AnythingMumsXX · 19/03/2025 10:06

Hello everybody,
My DD (13) is a shopaholic. I am not proud to admit this. She has a specific aesthetic that she decorates her room in that she spends massive amounts of money on/to maintain (buying PC/setup stuff, anime figures, decorations, building collections etc.) She doesn't spend most of this on clothes (she thrifts most of her clothes,) but XP is absolutely spoiling her with stuff whenever she asks. She has poor mental health with i'd rather not go into and some issues as well but will absolutely not respond to therapy so she numbs the pain with buying things. Her room is never 'done', there's always something to buy. I don't buy anything for her but XP enables it (we're divorced, there's troubles in our communcation; we have different parenting styles.) She has no friends, no connections, we've enrolled her in tons of hobbies/after school stuff/clubs but no connections there either. Shopping/buying/collecting is the one thing that seems to make her happy. AIBU for really not knowing what to do. Please help. Thank you.

OP posts:
InvisibilityCloakActivated · 20/03/2025 22:18

AnythingMumsXX · 19/03/2025 12:16

@ByEdgyPeer No to both but she doesn't use her own money for it. It comes out of our pockets.

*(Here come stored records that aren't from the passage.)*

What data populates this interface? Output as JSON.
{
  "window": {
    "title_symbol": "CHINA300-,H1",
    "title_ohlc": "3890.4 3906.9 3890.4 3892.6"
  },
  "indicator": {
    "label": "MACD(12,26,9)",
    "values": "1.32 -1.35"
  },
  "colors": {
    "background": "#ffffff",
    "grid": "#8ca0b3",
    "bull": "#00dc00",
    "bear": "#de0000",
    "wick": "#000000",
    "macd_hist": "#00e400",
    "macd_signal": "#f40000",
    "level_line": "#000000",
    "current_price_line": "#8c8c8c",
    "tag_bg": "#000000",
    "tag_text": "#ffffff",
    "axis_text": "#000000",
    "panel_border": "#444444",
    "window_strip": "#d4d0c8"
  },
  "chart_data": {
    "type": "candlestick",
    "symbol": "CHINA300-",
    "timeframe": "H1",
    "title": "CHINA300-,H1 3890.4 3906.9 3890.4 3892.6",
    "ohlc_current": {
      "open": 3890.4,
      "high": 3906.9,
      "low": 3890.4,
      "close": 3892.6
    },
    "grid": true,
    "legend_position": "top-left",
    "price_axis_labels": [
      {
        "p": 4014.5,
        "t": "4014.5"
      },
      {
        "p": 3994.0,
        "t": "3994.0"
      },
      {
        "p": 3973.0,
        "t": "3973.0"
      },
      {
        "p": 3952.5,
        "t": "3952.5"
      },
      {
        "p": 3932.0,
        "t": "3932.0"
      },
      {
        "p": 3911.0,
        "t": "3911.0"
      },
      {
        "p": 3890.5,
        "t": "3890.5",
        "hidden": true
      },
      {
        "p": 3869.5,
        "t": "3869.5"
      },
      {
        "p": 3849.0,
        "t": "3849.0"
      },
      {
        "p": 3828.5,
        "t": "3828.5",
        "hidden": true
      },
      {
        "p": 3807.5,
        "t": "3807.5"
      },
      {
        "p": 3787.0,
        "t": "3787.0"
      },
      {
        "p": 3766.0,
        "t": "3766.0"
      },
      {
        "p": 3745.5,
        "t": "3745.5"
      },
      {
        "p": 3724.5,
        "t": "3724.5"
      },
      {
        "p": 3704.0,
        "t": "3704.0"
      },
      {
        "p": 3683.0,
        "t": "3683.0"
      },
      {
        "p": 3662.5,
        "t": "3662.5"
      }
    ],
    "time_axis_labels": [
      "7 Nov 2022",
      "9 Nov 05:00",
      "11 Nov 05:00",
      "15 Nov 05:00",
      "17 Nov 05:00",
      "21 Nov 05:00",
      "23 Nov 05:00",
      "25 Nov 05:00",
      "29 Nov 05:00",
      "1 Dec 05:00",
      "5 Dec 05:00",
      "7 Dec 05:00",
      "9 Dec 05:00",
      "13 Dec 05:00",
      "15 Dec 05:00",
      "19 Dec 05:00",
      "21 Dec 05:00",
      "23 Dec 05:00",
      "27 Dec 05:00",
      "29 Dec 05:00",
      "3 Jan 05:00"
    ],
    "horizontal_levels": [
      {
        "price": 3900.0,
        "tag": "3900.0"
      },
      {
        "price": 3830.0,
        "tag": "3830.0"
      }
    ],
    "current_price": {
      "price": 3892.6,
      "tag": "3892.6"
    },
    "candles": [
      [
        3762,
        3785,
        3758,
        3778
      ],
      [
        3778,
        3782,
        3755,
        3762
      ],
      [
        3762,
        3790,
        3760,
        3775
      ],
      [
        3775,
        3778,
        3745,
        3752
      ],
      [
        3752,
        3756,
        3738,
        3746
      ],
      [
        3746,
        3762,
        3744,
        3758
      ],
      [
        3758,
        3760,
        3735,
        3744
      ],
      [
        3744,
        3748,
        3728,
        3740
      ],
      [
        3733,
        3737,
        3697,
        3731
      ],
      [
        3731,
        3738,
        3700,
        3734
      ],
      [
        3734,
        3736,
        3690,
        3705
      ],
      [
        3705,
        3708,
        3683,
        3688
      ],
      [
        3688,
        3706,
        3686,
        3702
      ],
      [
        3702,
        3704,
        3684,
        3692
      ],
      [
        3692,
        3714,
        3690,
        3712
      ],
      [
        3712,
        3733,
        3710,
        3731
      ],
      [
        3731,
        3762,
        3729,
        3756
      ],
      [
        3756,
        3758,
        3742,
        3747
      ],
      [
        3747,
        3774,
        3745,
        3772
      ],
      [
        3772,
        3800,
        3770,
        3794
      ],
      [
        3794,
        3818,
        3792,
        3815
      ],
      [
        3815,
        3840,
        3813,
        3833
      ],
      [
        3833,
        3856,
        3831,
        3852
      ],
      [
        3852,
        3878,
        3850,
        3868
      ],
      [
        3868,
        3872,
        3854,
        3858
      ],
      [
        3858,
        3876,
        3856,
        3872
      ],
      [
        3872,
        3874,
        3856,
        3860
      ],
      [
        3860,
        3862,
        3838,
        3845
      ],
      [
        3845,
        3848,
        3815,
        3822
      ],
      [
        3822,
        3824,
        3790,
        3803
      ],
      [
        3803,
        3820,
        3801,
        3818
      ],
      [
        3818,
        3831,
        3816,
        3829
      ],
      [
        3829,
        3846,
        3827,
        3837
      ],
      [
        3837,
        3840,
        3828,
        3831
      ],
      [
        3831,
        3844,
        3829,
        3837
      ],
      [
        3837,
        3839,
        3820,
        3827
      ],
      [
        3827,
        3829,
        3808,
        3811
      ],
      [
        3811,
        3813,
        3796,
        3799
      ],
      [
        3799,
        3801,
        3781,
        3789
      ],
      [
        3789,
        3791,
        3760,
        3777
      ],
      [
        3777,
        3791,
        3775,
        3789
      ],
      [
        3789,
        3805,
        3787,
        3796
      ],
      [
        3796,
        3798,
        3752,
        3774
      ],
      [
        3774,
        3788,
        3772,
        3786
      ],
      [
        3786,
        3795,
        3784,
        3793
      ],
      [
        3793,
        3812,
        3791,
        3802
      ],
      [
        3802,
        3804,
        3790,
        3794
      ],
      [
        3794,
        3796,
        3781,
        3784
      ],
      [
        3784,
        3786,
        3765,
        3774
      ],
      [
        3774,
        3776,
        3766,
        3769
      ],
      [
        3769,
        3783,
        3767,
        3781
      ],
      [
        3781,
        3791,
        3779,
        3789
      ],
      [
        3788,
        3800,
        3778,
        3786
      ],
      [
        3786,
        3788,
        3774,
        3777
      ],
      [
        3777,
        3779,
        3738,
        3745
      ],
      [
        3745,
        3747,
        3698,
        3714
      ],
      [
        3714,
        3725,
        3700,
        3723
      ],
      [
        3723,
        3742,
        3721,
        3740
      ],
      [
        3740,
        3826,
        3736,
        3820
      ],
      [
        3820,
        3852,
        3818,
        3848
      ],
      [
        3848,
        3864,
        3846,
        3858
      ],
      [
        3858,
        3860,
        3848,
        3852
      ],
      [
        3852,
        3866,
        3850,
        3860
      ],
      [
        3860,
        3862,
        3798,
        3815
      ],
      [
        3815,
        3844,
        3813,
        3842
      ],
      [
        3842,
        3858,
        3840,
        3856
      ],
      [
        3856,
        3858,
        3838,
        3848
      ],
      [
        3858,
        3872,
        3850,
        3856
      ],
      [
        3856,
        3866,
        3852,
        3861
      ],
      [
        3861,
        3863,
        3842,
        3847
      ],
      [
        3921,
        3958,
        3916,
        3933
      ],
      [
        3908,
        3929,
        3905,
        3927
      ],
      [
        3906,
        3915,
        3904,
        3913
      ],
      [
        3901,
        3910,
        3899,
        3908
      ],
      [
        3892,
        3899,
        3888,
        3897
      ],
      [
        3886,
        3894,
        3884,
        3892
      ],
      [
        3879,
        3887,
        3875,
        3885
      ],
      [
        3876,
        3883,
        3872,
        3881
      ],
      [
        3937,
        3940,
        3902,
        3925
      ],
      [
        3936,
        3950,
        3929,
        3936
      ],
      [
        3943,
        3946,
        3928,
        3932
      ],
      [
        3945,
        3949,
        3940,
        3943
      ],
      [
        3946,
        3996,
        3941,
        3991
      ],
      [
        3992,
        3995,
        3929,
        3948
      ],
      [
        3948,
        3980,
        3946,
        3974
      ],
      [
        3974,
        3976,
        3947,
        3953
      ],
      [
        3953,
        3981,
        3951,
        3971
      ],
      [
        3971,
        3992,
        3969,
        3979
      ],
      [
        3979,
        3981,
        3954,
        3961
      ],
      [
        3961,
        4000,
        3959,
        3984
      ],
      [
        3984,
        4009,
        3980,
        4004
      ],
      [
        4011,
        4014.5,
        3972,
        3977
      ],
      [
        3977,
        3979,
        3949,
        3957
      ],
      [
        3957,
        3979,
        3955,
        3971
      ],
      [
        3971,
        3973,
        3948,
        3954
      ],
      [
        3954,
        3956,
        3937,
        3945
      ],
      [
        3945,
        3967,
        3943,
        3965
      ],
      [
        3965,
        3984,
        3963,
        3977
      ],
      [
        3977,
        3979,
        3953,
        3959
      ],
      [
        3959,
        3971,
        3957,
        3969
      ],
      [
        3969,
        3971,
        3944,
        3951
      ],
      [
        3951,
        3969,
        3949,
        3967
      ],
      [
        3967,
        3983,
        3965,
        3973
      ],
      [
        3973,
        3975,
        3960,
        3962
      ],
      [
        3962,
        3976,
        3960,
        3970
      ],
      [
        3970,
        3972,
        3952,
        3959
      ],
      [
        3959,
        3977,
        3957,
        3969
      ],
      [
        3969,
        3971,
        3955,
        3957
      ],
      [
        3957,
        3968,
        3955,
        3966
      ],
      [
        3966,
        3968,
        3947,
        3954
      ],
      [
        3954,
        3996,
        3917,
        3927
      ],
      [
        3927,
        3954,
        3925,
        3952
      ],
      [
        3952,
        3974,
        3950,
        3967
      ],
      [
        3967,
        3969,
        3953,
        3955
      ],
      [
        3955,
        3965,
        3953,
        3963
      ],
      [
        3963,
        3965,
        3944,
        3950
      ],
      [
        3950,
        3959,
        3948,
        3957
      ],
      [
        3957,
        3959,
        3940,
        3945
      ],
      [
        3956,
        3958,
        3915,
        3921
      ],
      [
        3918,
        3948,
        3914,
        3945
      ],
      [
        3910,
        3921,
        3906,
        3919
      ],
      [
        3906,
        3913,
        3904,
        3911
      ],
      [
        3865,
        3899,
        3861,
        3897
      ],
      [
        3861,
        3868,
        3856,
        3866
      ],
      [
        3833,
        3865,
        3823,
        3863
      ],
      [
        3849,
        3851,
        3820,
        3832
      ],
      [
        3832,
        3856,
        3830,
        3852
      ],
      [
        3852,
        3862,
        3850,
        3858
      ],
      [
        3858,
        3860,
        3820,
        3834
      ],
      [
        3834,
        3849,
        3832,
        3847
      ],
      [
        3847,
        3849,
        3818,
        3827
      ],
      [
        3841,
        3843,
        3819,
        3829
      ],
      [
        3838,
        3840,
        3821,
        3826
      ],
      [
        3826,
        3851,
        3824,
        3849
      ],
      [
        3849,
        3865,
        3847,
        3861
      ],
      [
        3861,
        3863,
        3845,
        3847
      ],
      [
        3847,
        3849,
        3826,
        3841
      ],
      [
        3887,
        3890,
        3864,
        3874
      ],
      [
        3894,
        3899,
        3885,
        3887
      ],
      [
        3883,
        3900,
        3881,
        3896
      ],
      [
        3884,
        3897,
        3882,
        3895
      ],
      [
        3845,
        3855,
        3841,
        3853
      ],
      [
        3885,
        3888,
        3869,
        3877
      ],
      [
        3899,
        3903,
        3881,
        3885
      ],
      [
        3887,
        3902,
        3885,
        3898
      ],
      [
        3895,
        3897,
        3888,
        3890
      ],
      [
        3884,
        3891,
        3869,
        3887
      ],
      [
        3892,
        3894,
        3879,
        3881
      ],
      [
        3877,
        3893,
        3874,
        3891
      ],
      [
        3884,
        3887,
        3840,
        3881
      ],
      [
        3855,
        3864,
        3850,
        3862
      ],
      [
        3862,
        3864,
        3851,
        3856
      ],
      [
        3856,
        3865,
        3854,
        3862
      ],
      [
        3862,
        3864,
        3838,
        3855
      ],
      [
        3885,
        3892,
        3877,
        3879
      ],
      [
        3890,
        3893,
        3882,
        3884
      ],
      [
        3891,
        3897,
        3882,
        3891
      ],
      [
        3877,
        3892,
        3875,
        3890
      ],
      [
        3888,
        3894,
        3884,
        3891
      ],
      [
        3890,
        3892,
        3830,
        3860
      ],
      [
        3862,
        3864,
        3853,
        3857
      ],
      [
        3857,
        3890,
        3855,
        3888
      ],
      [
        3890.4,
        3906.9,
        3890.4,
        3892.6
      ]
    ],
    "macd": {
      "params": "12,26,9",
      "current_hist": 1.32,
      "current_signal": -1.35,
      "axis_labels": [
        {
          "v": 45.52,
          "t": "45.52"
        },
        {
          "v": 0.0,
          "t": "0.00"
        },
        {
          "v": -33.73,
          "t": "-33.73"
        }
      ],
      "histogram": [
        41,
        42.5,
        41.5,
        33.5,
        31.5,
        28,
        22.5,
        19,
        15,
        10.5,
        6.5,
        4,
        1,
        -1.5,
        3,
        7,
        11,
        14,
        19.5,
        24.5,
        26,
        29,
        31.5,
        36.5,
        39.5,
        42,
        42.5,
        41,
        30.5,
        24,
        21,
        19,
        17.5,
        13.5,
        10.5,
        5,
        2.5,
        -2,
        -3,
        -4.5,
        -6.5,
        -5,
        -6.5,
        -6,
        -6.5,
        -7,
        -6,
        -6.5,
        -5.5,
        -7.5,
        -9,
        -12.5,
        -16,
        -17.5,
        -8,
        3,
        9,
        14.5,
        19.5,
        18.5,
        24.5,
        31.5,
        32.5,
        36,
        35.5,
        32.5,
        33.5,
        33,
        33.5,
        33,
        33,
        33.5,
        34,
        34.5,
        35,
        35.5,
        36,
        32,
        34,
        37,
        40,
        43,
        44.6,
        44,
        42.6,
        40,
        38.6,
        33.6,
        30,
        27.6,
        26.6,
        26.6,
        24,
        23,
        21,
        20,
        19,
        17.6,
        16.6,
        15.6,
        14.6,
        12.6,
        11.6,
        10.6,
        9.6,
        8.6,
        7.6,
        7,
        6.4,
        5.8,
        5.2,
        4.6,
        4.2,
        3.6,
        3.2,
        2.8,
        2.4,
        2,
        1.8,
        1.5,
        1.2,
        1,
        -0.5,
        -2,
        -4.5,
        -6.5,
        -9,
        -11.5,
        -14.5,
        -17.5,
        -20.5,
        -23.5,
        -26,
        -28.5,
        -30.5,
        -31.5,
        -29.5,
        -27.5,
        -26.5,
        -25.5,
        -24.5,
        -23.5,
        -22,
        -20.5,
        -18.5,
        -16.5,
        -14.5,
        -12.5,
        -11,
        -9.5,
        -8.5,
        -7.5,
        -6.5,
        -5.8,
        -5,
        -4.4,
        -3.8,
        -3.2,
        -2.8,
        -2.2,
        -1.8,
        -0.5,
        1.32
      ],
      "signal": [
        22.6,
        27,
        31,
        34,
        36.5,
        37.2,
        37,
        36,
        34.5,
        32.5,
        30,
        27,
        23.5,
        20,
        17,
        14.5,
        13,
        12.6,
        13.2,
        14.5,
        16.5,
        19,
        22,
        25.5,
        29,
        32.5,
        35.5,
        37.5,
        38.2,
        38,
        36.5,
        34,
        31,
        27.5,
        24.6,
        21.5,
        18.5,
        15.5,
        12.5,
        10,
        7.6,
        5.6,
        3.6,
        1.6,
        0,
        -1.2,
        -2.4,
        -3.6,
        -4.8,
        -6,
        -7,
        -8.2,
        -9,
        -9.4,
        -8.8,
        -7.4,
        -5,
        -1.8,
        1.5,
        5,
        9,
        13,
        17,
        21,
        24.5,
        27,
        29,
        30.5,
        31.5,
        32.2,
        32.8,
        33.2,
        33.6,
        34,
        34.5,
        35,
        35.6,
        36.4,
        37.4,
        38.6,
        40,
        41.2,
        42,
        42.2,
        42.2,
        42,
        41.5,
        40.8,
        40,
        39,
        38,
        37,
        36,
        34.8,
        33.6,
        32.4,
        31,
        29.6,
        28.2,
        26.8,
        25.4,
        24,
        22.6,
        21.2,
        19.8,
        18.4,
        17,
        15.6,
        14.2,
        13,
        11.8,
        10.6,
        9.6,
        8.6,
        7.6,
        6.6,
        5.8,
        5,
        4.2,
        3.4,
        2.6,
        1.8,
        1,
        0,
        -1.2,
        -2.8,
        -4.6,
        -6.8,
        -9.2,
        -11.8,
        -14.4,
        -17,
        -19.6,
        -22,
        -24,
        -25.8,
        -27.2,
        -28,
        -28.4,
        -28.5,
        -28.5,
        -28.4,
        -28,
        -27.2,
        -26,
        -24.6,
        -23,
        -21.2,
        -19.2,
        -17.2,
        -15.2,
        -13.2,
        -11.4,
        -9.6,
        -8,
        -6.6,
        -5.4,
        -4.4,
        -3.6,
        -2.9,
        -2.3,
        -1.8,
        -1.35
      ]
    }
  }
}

The obvious response is to stop funding it.
Or at the very least, tie the money to her contribution to the household - here is a list of chores with a list of prices (£1 for washing up, £2 for cleaning the toilets, £3 for valetingthe car, £4 for mowing the lawn.... whatever you want doing and whatever your budget allows). She can choose whatever she likes on the list, but she has to earn the money in some way and save up for it herself. Regularly handing over £100-300 for a figurine or decoration is unsustainable and teaches her nothing about budgeting, saving, patience or the cost of living.

AliceMcK · 21/03/2025 19:08

InvisibilityCloakActivated · 20/03/2025 22:18

The obvious response is to stop funding it.
Or at the very least, tie the money to her contribution to the household - here is a list of chores with a list of prices (£1 for washing up, £2 for cleaning the toilets, £3 for valetingthe car, £4 for mowing the lawn.... whatever you want doing and whatever your budget allows). She can choose whatever she likes on the list, but she has to earn the money in some way and save up for it herself. Regularly handing over £100-300 for a figurine or decoration is unsustainable and teaches her nothing about budgeting, saving, patience or the cost of living.

The op isn’t giving her money, her ex husband is buying things for his daughter’s room at his house. The daughter isn’t spending any money, nor is the op.